Retail REITs looking pricey as Sears ponders joining mix
By David Randall
NEW YORK (Reuters) - Sears Holding Corp made a huge splash last week when it said it might spin off hundreds of its stores as a real estate investment trust. But the struggling retailer's move to tap into a surging commercial property market comes as the sector looks increasingly rich.
The temptation is understandable. REITs, those formed around retail properties in particular, have been one of the post-financial crisis stars. The reason: juicy dividends. And, of course, six years of low-interest rate policy from the U.S. Federal Reserve, which have pushed bond yields to historic lows.
The S&P 1500 Retail REIT industry group, which includes the likes of mall and shopping plaza owners Simon Property Group Inc., Macerich Co. and National Retail Properties Inc., delivered a total return of nearly 500 percent since March 2009. That's more than double the return of the wider stock market.
This year alone, the benchmark MSCI U.S. REIT index has surged 26 percent compared with 10 percent for the S&P 500.

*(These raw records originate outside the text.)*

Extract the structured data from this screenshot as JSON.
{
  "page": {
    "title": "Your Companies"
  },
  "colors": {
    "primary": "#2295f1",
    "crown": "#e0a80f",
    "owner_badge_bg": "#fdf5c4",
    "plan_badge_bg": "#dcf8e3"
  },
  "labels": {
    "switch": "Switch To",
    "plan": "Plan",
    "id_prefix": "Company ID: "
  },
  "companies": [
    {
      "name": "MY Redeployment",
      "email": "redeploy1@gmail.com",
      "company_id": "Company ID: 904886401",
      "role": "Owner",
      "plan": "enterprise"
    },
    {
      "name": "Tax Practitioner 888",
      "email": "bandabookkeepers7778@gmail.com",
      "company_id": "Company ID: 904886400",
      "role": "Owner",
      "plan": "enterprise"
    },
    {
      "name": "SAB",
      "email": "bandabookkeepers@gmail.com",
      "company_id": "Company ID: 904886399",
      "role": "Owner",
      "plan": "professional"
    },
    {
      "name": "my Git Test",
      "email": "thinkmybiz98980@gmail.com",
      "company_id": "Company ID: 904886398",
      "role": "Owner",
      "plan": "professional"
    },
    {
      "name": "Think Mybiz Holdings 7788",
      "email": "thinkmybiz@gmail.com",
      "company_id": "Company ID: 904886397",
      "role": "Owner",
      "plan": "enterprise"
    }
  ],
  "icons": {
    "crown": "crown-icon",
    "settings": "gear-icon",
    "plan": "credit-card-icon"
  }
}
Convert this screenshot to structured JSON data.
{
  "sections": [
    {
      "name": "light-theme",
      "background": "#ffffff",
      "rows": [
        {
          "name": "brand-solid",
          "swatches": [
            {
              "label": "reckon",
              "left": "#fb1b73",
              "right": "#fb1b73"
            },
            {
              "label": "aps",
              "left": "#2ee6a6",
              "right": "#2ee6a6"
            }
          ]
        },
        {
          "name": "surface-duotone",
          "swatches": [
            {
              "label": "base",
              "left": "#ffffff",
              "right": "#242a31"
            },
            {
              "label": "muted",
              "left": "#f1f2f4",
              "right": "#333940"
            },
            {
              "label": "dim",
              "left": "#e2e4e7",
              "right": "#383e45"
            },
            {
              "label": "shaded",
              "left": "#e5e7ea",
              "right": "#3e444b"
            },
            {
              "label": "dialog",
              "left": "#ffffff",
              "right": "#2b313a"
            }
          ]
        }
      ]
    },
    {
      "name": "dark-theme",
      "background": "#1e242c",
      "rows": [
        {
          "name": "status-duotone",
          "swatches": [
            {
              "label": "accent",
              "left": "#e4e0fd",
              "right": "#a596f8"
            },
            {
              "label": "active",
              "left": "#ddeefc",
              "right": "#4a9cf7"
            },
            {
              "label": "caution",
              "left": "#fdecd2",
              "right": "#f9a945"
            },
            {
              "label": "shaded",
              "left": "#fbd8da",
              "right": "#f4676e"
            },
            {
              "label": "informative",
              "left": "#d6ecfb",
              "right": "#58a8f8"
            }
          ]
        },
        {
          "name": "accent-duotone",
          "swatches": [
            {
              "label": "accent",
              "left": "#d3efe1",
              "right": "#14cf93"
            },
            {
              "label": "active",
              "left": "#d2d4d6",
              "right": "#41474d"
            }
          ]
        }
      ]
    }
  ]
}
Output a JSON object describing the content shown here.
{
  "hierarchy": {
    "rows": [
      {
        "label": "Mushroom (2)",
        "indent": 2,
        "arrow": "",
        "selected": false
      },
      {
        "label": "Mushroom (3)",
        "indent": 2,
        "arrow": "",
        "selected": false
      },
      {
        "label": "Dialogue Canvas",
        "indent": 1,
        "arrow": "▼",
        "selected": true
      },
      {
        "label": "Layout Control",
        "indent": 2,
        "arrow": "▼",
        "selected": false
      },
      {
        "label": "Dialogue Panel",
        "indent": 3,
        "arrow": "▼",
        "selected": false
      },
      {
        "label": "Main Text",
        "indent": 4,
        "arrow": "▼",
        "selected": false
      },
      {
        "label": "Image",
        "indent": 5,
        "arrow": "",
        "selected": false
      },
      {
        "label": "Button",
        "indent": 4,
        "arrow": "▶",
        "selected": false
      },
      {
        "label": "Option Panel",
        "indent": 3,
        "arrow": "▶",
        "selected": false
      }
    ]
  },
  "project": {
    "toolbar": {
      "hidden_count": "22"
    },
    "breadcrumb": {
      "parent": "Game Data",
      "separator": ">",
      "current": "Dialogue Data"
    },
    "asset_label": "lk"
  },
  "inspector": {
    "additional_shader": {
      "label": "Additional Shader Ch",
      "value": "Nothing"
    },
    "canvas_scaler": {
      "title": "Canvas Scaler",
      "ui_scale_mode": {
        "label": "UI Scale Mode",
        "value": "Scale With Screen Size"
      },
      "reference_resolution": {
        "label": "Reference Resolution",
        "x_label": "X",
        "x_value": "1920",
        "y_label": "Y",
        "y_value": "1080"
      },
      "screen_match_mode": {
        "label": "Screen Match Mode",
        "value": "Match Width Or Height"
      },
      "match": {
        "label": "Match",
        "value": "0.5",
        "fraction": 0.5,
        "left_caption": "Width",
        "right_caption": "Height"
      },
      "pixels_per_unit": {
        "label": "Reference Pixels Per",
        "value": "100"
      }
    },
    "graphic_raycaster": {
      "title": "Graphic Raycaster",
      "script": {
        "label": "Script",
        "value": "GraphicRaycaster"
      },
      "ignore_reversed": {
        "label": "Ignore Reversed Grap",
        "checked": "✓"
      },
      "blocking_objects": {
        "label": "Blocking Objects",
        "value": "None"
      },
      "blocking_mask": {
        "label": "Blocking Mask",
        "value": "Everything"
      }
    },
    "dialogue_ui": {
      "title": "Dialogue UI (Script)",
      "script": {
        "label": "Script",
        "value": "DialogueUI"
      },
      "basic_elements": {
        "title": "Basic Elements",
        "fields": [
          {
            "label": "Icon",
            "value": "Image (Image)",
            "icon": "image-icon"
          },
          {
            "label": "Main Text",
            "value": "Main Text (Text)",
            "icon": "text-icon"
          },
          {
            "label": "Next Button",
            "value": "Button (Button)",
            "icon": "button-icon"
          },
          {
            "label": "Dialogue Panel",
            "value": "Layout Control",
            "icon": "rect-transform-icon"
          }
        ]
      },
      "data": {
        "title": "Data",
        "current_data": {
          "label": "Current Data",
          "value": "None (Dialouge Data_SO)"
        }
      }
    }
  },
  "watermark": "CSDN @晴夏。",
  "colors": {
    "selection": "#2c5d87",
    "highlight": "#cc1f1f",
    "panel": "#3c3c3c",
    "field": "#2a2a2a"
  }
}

Yet, just as Sears Chairman Eddie Lampert considers diving into this game, fund managers and analysts in the sector worry that the best days for publicly traded REITs are now behind them because they are too expensive.
"We're turning over rocks for opportunities, but it's clear that REITs are not cheap," said Joel Beam, manager of the Forward Income Opportunity fund.
Beam is not alone. The average equity income fund now holds 7.8 percent of its portfolio in REITs, according to Lipper, the same percentage as in 2009.